Interestingly, our large sample is actually able to detect a small but statistically significant deviation from Kleiber’s law of \(Y=aX^{3/4}\). We can also formalize this by computing 95% confidence intervals for the coefficients:

confint(lm_bmr, level = 0.95)
                   2.5 %     97.5 %
(Intercept)   -1.1851821 -1.1245759
log10(mass_g)  0.7073203  0.7308462

So we are 95% confident our true exponent is between \((0.707,0.731)\).

This was later expanded on in a Nature paper by Ballesteros et al (2018) where an alternative model was proposed and fitted combining both a power-law component as well as a pure linear component, which appeared to result in a better fit.

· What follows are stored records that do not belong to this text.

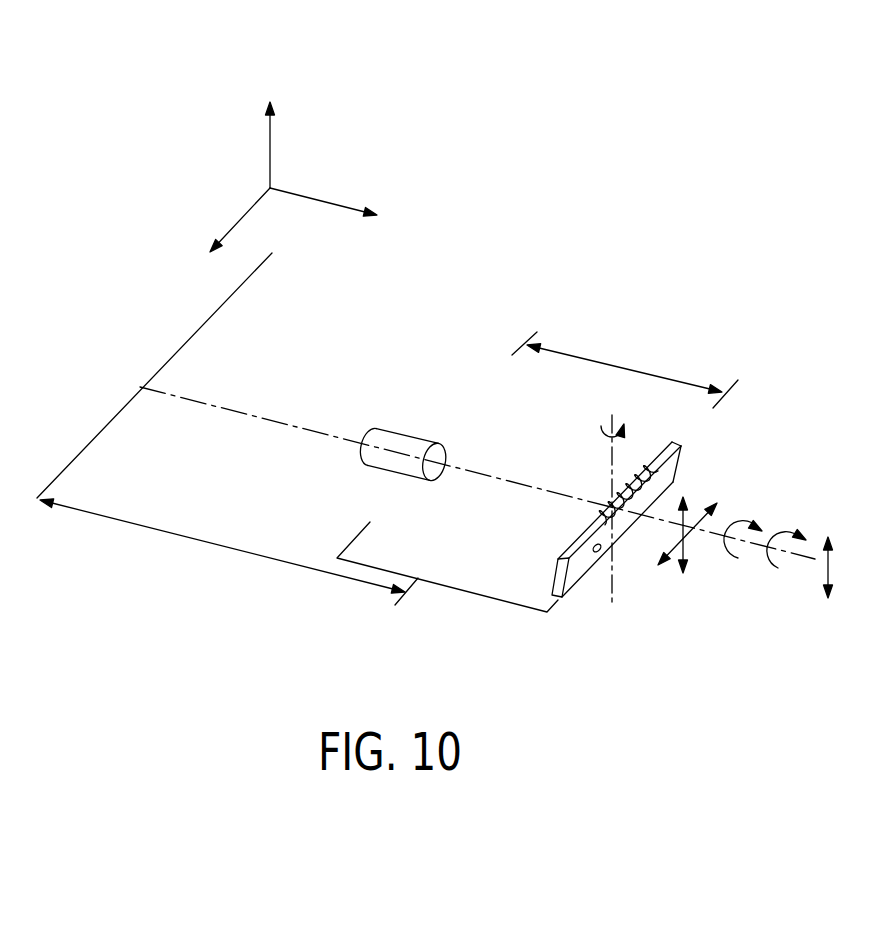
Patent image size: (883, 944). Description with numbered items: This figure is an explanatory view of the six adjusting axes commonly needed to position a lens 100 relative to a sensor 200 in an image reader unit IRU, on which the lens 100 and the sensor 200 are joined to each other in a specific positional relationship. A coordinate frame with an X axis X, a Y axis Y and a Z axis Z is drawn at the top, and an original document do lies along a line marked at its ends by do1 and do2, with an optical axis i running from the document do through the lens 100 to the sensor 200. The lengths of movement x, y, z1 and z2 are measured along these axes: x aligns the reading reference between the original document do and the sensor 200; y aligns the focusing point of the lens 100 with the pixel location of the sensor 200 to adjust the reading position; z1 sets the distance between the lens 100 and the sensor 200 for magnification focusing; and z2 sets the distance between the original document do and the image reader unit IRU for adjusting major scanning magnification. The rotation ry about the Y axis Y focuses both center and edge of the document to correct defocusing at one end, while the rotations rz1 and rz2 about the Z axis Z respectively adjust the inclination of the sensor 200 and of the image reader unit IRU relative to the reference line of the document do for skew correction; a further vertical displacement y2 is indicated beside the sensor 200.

The lens 100 is at (400, 432).
The sensor 200 is at (668, 471).
The image reader unit IRU is at (455, 588).
The original document do is at (228, 311).
The document position 1 do1 is at (142, 388).
The document position 2 do2 is at (272, 253).
The optical axis i is at (303, 431).
The length of movement along the Z axis between lens and sensor z1 is at (625, 369).
The length of movement along the Z axis between document and image reader unit z2 is at (229, 552).
The angle of rotation around the Y axis ry is at (628, 504).
The angle of rotation of the sensor around the Z axis rz1 is at (743, 519).
The angle of rotation of the image reader unit around the Z axis rz2 is at (790, 533).
The displacement y2 is at (846, 567).
The length of movement along the X axis x is at (678, 545).
The length of movement along the Y axis y is at (692, 521).
The X axis X is at (226, 233).
The Y axis Y is at (270, 124).
The Z axis Z is at (335, 210).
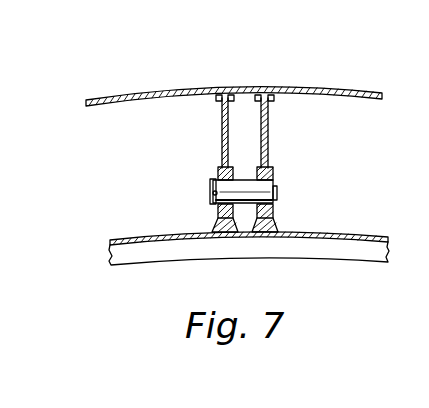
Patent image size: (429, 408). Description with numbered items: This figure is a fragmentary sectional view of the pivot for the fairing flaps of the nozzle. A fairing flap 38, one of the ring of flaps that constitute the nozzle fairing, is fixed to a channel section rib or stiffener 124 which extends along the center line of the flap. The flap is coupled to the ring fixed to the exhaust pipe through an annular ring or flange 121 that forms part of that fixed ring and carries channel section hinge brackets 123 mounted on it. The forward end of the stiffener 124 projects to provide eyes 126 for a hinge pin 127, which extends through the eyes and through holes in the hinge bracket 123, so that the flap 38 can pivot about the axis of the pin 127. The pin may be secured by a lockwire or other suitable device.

The fairing flap 38 is at (332, 91).
The annular ring or flange 121 is at (320, 234).
The channel section hinge bracket 123 is at (247, 232).
The channel section rib or stiffener 124 is at (270, 138).
The eye 126 is at (276, 183).
The hinge pin 127 is at (210, 183).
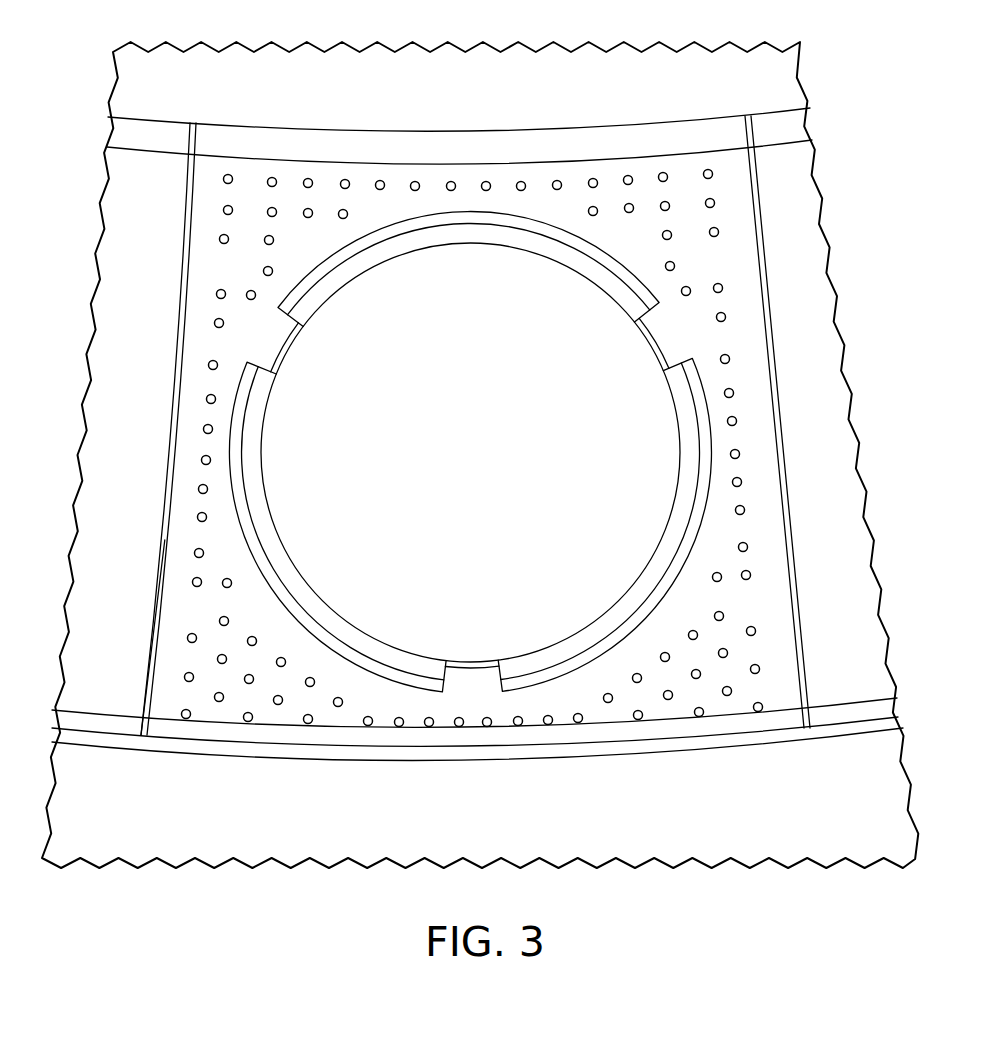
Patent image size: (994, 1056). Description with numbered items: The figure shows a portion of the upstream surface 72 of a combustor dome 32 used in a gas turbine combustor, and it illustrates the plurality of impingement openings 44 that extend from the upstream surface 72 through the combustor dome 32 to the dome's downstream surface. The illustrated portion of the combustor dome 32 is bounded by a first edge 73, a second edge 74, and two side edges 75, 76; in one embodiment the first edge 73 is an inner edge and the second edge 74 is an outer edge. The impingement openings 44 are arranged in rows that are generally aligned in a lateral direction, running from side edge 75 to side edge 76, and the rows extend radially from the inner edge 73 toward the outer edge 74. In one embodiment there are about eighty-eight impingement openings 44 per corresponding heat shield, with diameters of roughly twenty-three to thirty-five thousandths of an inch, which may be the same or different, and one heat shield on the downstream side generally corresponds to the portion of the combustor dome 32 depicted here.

14.10 Bonus: fitting arbitrary functions

As a slight bonus topic, let’s also explore Ballesteros’s proposed alternative model and see how we can fit it ourselves. From the paper, a power-law + linear combination of the form:

\[ Y = aX+bX^{2/3} \]

was fitted to the data and compared to a pure power law fit:

In R, arbitrary relations can be fit to the data using the nls() function, which stands for Nonlinear Least Squares and extends the least squares method to general function forms. Here, there’s no closed form solutions, and the optimal fit is found via numeric optimization (i.e. basically fancy guessing-and-checking). An optional start=list(...) argument can be set to pick initial starting guesses for the parameters.

nls_bmr <- nls(bmr_kjph ~ a*mass_g + b*mass_g^(2/3), data=bmr, start=list(a=1,b=1))
summary(nls_bmr)

Formula: bmr_kjph ~ a * mass_g + b * mass_g^(2/3)

Parameters:
   Estimate Std. Error t value Pr(>|t|)    
a 1.746e-03  4.182e-05   41.76   <2e-16 ***
b 9.988e-02  5.293e-03   18.87   <2e-16 ***
---
Signif. codes:  0 '***' 0.001 '**' 0.01 '*' 0.05 '.' 0.1 ' ' 1

Residual standard error: 48.55 on 635 degrees of freedom

Number of iterations to convergence: 1 
Achieved convergence tolerance: 5.902e-06

We can check this fit against our previous pure power law by extracting the coefficients from this new model and plotting both side by side:

coef(nls_bmr)
          a           b 
0.001746319 0.099879075 
a <- coef(nls_bmr)[1] ; b <- coef(nls_bmr)[2]
ggplot(bmr,aes(mass_g,bmr_kjph)) + geom_point(size=.7,alpha=.5) +
  geom_smooth(aes(color="power law"), method=lm,se=F, linewidth=.7) +
  geom_function(aes(color="power-linear\ncombination"),
                fun=\(x)a*x+b*x^(2/3), linewidth=.7) +
  scale_x_log10(labels=scales::label_log()) + scale_y_log10() +
  scale_color_manual(breaks=c("power law","power-linear\ncombination"),
                     values=c("blue","red")) +
  labs(x = "Body mass (g)", y = "BMR (kJ/h)",
       title = "Log-log plot BMR vs body mass of various mammalian species")

This time, we must manually plot the residuals to view them properly:

bmr <- bmr %>% mutate(log_residuals = log10(bmr_kjph)-log10(a*mass_g+b*mass_g^(2/3)))
ggplot(bmr, aes(mass_g,log_residuals)) + geom_point() +
  scale_x_log10()
qqnorm(bmr$log_residuals)

We can also compute likelihood-based confidence intervals here with confint(), though this time they’re not based on t-distributions:

confint(nls_bmr, level = 0.95)
        2.5%       97.5%
a 0.00166419 0.001828441
b 0.08948605 0.110272440

It’s not immediately obvious here which model is superior; both seem to fit the data reasonably well.